Hakekat manusia selalu berkaitan dengan unsur pokok yang membentuknya, seperti dalam pandangan monoteisme, yang menccari unsur pokok yang menentujkan yang bersifat tunggal, yakni materi dalam pandangan materialisme, atau unsur rohani dalam pandangan spritualisme, atau dualisme yang memiliki pandangan yang menetapkan adanya dua unsur pokok sekaligus yang keduanya tidak saling menafikan nyaitu materi dan rohani, nyakni pandangan pluralisme yang menetapkan pandangan pada adanya berbagai unsur pokok yang pada dasarnya mencerminkan unsur yang ada dalam marco kosmos atau pandangan mono dualis yang menetapkan manusia pada kesatuannya dua unsur, ataukah mono pluralism yang meletakkan hakekat pada kesatuannya semua unsur yang membentuknya.
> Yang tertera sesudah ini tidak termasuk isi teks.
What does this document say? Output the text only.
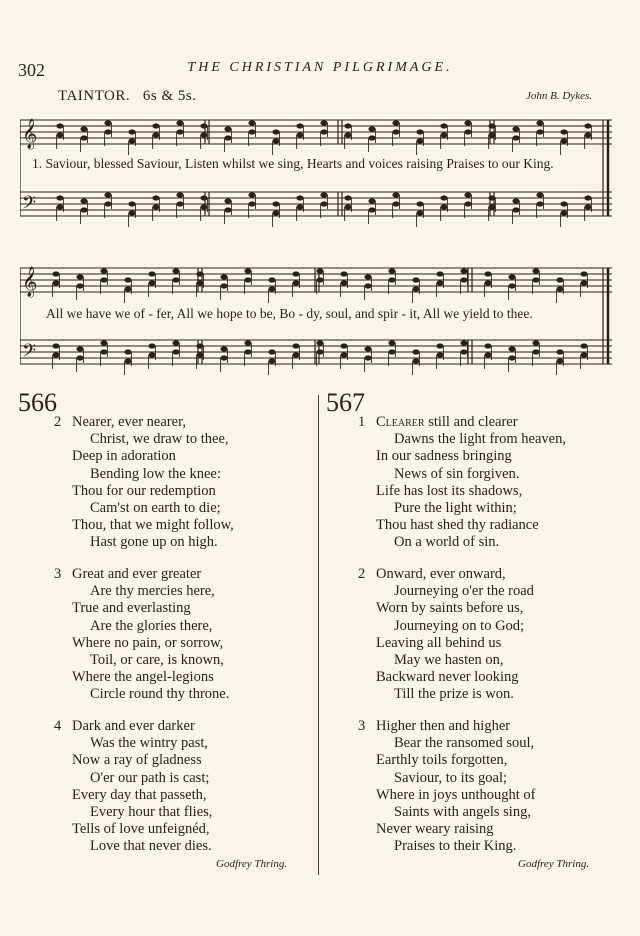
302	THE CHRISTIAN PILGRIMAGE.
TAINTOR. 6s & 5s.	John B. Dykes.
𝄞
𝄢
1. Saviour, blessed Saviour, Listen whilst we sing, Hearts and voices raising Praises to our King.
𝄞
𝄢
All we have we of - fer, All we hope to be, Bo - dy, soul, and spir - it, All we yield to thee.
566
2 Nearer, ever nearer,
Christ, we draw to thee,
Deep in adoration
Bending low the knee:
Thou for our redemption
Cam'st on earth to die;
Thou, that we might follow,
Hast gone up on high.
3 Great and ever greater
Are thy mercies here,
True and everlasting
Are the glories there,
Where no pain, or sorrow,
Toil, or care, is known,
Where the angel-legions
Circle round thy throne.
4 Dark and ever darker
Was the wintry past,
Now a ray of gladness
O'er our path is cast;
Every day that passeth,
Every hour that flies,
Tells of love unfeignéd,
Love that never dies.
Godfrey Thring.
567
1 Clearer still and clearer
Dawns the light from heaven,
In our sadness bringing
News of sin forgiven.
Life has lost its shadows,
Pure the light within;
Thou hast shed thy radiance
On a world of sin.
2 Onward, ever onward,
Journeying o'er the road
Worn by saints before us,
Journeying on to God;
Leaving all behind us
May we hasten on,
Backward never looking
Till the prize is won.
3 Higher then and higher
Bear the ransomed soul,
Earthly toils forgotten,
Saviour, to its goal;
Where in joys unthought of
Saints with angels sing,
Never weary raising
Praises to their King.
Godfrey Thring.
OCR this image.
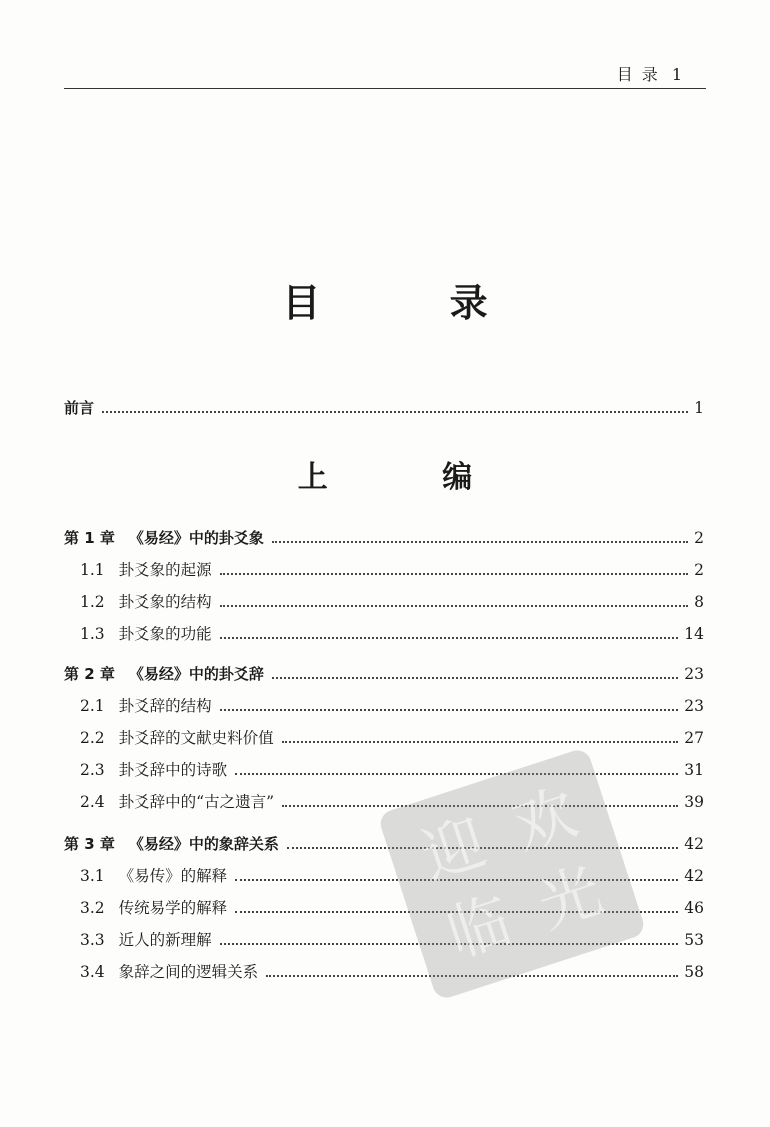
目 录 1
目 录
前言	1
上 编
第 1 章 《易经》中的卦爻象	2
1.1 卦爻象的起源	2
1.2 卦爻象的结构	8
1.3 卦爻象的功能	14
第 2 章 《易经》中的卦爻辞	23
2.1 卦爻辞的结构	23
2.2 卦爻辞的文献史料价值	27
2.3 卦爻辞中的诗歌	31
2.4 卦爻辞中的“古之遗言”	39
第 3 章 《易经》中的象辞关系	42
3.1 《易传》的解释	42
3.2 传统易学的解释	46
3.3 近人的新理解	53
3.4 象辞之间的逻辑关系	58
迎 欢
临 光
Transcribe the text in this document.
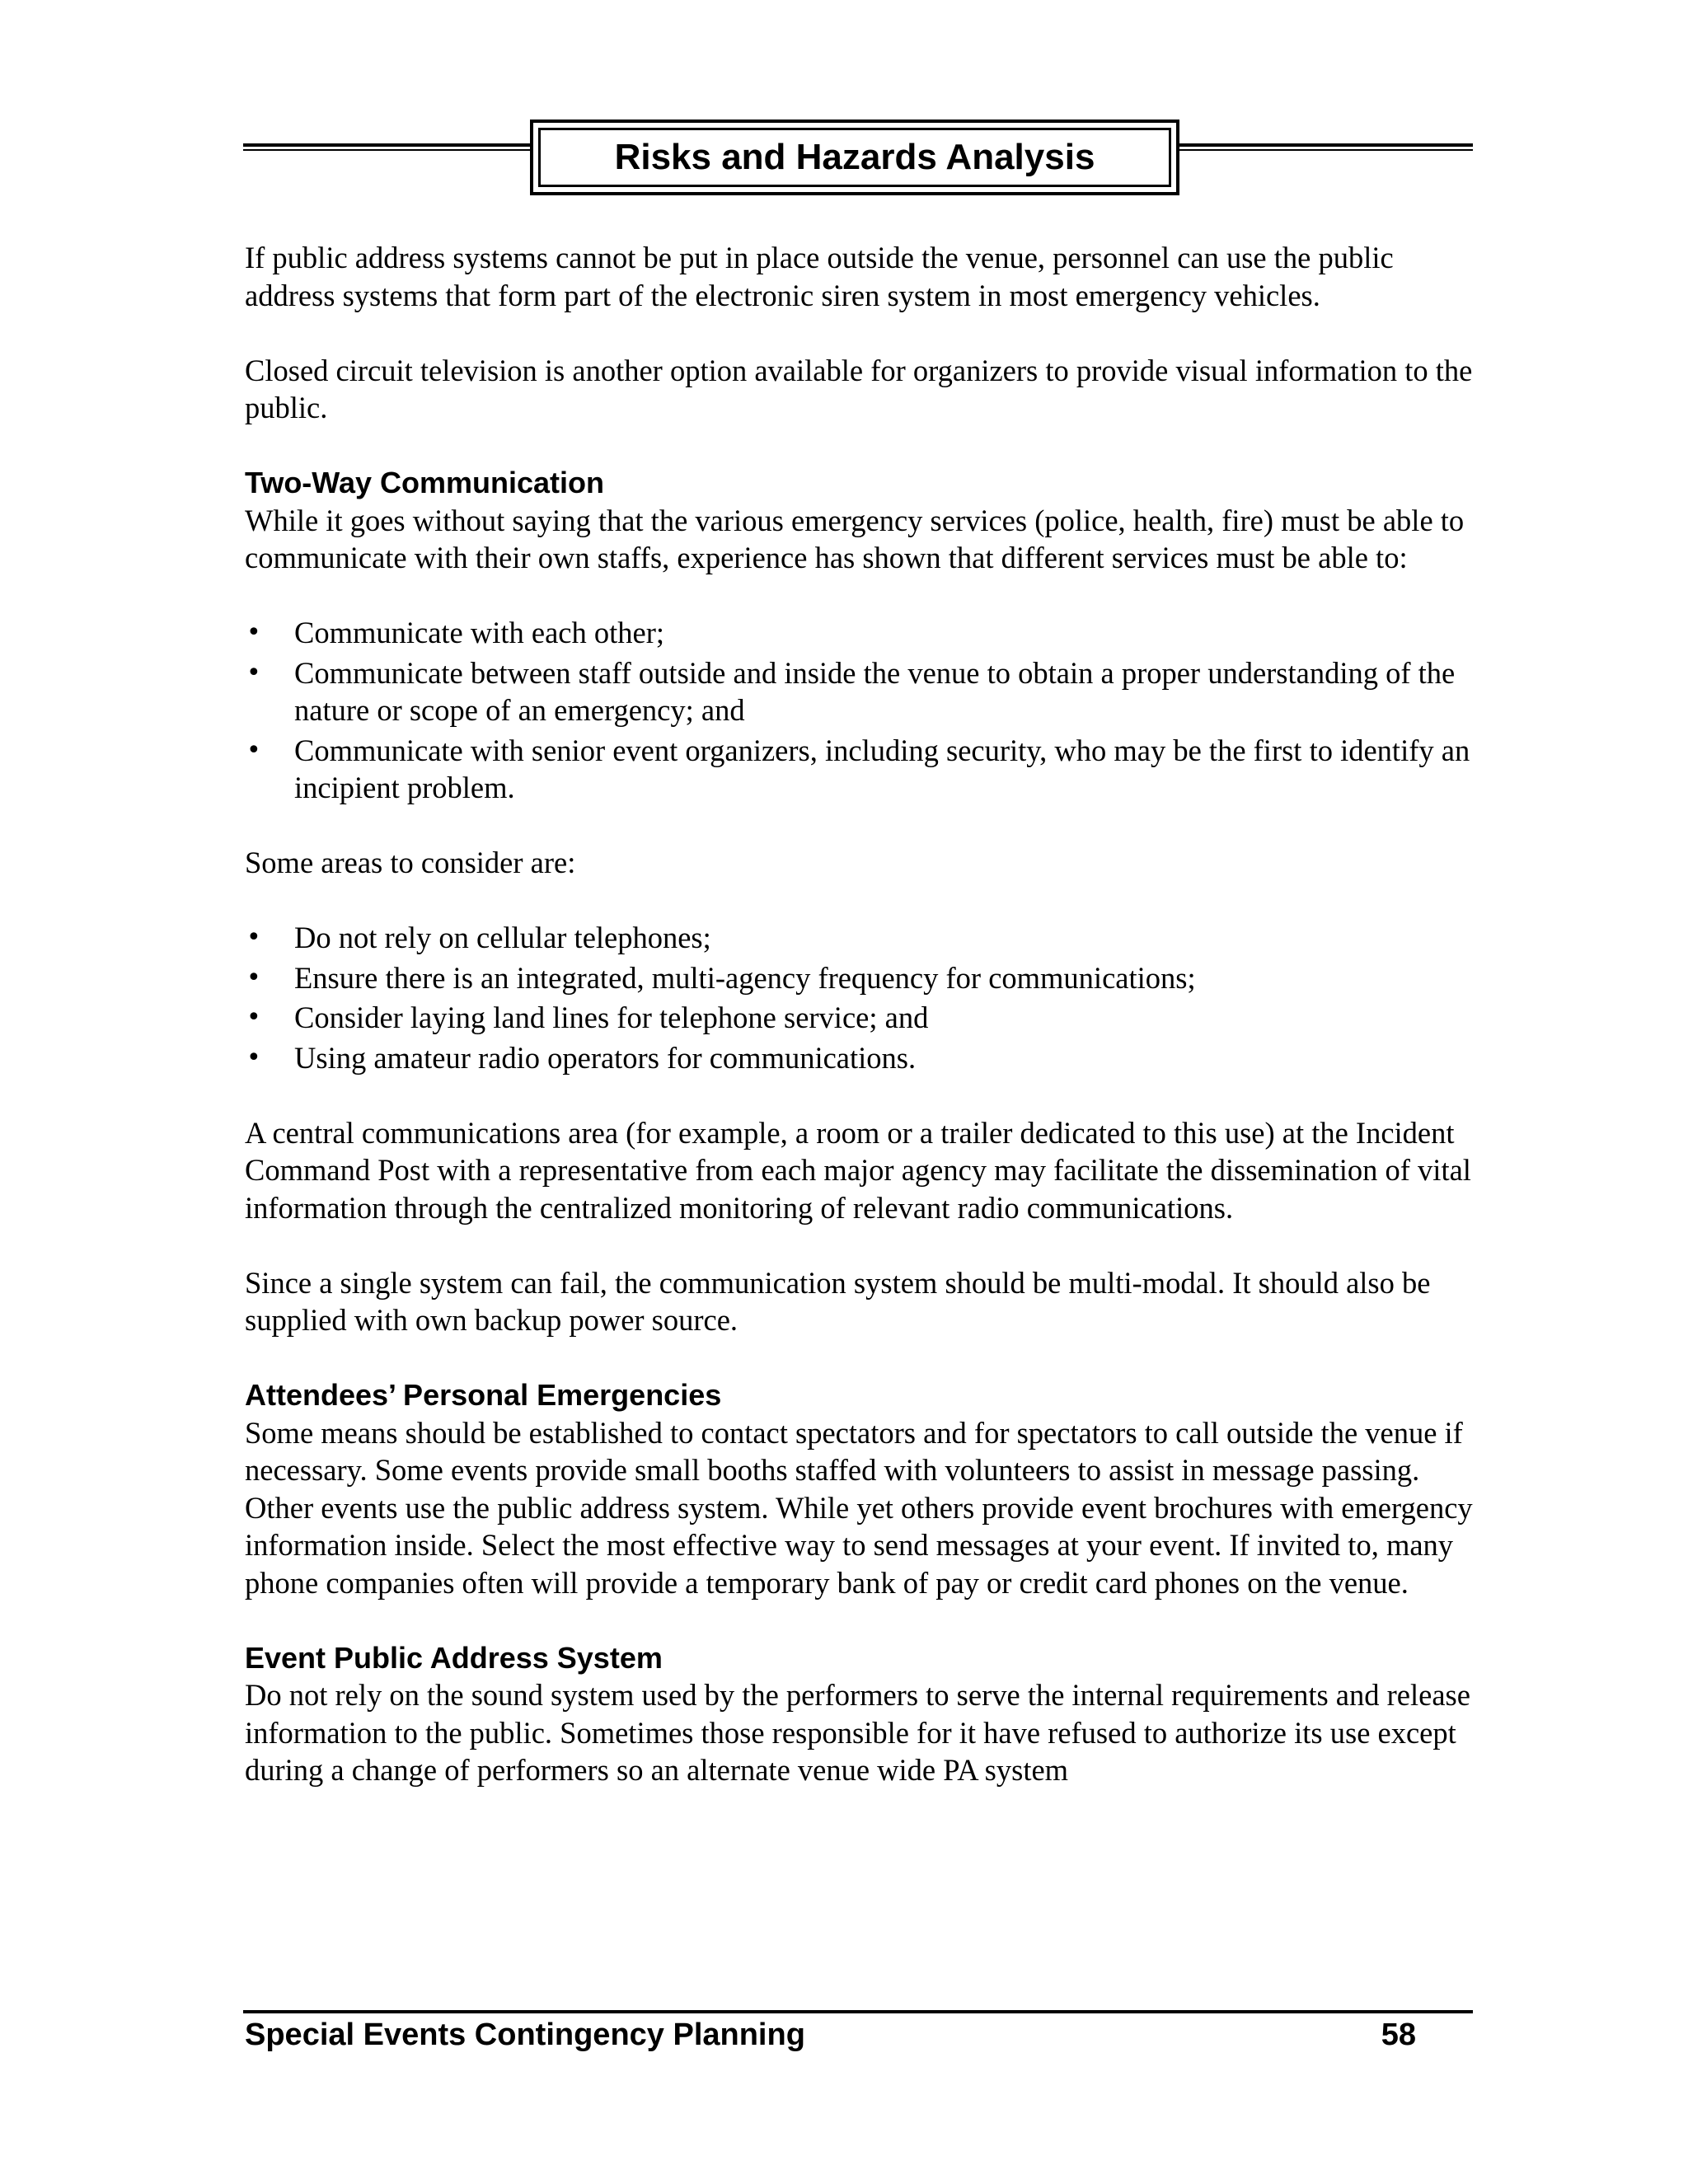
Risks and Hazards Analysis

If public address systems cannot be put in place outside the venue, personnel can use the public address systems that form part of the electronic siren system in most emergency vehicles.

Closed circuit television is another option available for organizers to provide visual information to the public.

Two-Way Communication

While it goes without saying that the various emergency services (police, health, fire) must be able to communicate with their own staffs, experience has shown that different services must be able to:

• Communicate with each other;
• Communicate between staff outside and inside the venue to obtain a proper understanding of the nature or scope of an emergency; and
• Communicate with senior event organizers, including security, who may be the first to identify an incipient problem.

Some areas to consider are:

• Do not rely on cellular telephones;
• Ensure there is an integrated, multi-agency frequency for communications;
• Consider laying land lines for telephone service; and
• Using amateur radio operators for communications.

A central communications area (for example, a room or a trailer dedicated to this use) at the Incident Command Post with a representative from each major agency may facilitate the dissemination of vital information through the centralized monitoring of relevant radio communications.

Since a single system can fail, the communication system should be multi-modal. It should also be supplied with own backup power source.

Attendees’ Personal Emergencies

Some means should be established to contact spectators and for spectators to call outside the venue if necessary. Some events provide small booths staffed with volunteers to assist in message passing. Other events use the public address system. While yet others provide event brochures with emergency information inside. Select the most effective way to send messages at your event. If invited to, many phone companies often will provide a temporary bank of pay or credit card phones on the venue.

Event Public Address System

Do not rely on the sound system used by the performers to serve the internal requirements and release information to the public. Sometimes those responsible for it have refused to authorize its use except during a change of performers so an alternate venue wide PA system

Special Events Contingency Planning	58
Manusia secara individu tidak pernah menciptakan dirinya , kan tetapi bukan berarti bahwea ia tidak dapat menentukan jalan hidup setelah kelahirannya dan eksistensinya dalam kehidupan dunia ini mencapai kedewasaan dan semua kenyataan itu, akan memberikan andil atas jawaban mengenai pertanyaan hakekat, kedudukan, dan perannya dalam kehidupan yang ia hadapi. (Musa Asy’ari, Filsafat Islam, 1999)
B. HAKEKAT MANUSIA
Masalah manusia adalah terpenting dari semua masalah. Peradaban hari ini didasarkan atas humanisme, martabat manusia serta pemujaan terhadap manusia. Ada pendapat bahwa agama telah menghancurkan kepribadian manusia serta telah memaksa mengorbankan dirinya demi tuhan. Agama telah memamaksa ketika berhadapan dengan kehendak Tuhan maka manusia tidak berkuasa. (Ali Syariati, Paradigma Kaum Tertindas, 2001). Bagi Iqbal ego adalah bersifat bebas unifed dan immoratal dengan dapat diketahui secara pasti tidak sekedar pengandaian logis. Pendapat tersebut adalah membantah tesis yang dikemukanakn oleh Kant yang mengatakan bahwa diri bebas dan immortal tidak ditemukan dalam pengalaman konkit namun secara logis harus dapat dijatikan postulas bagi kepentingan moral. Hal ini dikarenakan moral manusia tidak masuk akal bila kehidupan manusia yang tidak bebas dan tidak kelanjutan kehidupannya setelah mati. Iqbal memaparkan pemikiran ego terbagi menjadi tiga macam pantheisme, empirisme dan rasionalisme. Pantheisme memandang ego manusia sebagai non eksistensi dimana eksistensi sebenarnya adalah ego absolut. Tetapi bagi Iqabal bahwa ego manusia adalah nyata, hal tersebut dikarenakan manusia berfikir dan manusia bertindak membuktikan bahwa aku ada. Empirisme memandang ego sebagai poros pengalaman-pengalaman yang silih berganti dan sekedar penanaman yang real adalah pengalaman. Benak manusia dalam pandangan ini adalah bagaikan pangging teater bagai pengalaman yang silih berganti. Iqbal menolak empirisme orang yang tidak dapat menyangkal tentang yang menyatukan pengalaman. Iqbal juga menolak rasionalisme ego yang diperoleh memlalui penalaran dubium methodicum (semuanya bisa diragukan kecuali aku sedang ragu-ragu karena meragukan berarti mempertegas keberadaannya). Ego yang bebas, terpusat juga dapat diketahui dengan menggunakan intuisi. Menurut Iqbal aktivitas ego pada dasarnya adalah berupa aktivitas kehendak. Baginya hidup adalah kehendak kreatif yang bertujuan yang bergearak pada satu arah. Kehendak itu harus memiliki tujuan agar dapat makan kehendak tidak sirna. Tujuan tersebut tidak ditetapakan oleh hukum-hukum sejarah dan takdir dikarenakan manusia kehendak bebas dan berkreatif. (Donny Grahal Adian, Matinya Metafisika Barat, 2001)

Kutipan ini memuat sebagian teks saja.